A better understanding of the cellular mechanism associated with progression or preventing the expansion of these mutated cells might help to develop biomarker and therapeutic strategies to treat or prevent the diseases associated with Clonal Haematopoiesis.
To this aim, Dr Napolitani's team is carrying out deep immune profiling of the peripheral blood and the bone marrow of a longitudinal cohort of patients undergoing hip replacement. In an interim analysis, his team observed a higher proportion of effector and cytotoxic CD4+ T cells in individuals with a low frequency of mutated cells, compared to individuals without mutations.
Conversely, the frequency of these cells dropped in individuals with large, expanded clones. This observation supports the hypothesis that CD4 T cells might limit the expansion of mutated clones and that individuals with a low frequency of these cells might be more susceptible to developing CHIP.
CHIP clones harbouring mutations in genes involved in the DNA Damage Response pathway (DDRp) pathway, such as TP53, have a high risk of transforming into malignant clones and leading to Acute Myeloid Leukemia. Notably, AML patients with DDRp driver mutations are characterized by an increased immune infiltration (Rutella). Interestingly, CHIP patients with DDRp mutations also showed an elevated frequency of effector and cytotoxic CD4+ T cells.

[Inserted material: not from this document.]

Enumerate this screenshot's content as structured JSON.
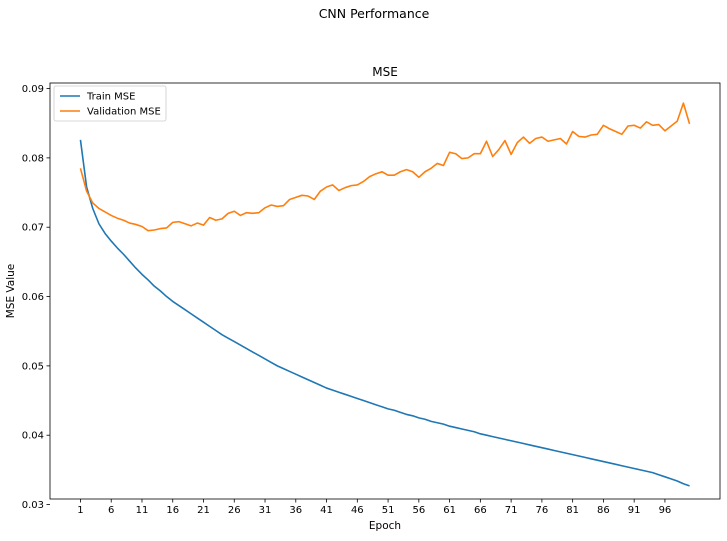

This suggests that CD4 T cells might be ineffective in controlling the expansion of clones harbouring DDRP mutations compared to mutation conferring a lower risk of transformation, such as DNMT3A and TET2. A better understanding of the cellular mechanisms associated with progression or preventing the expansion of clones harbouring CHIP mutation might help to develop biomarker and therapeutic strategies to harness T cell immunity in CHIP and myeloid malignancies.
This PhD project aims to explore the potential involvement of CD4 T cells in regulating clonal expansion within the context of Clonal Haematopoiesis. Additionally, it aims to investigate whether and how TP53 mutations confer expanding CHIP clones with the ability to evade CD4 T cell-mediated responses.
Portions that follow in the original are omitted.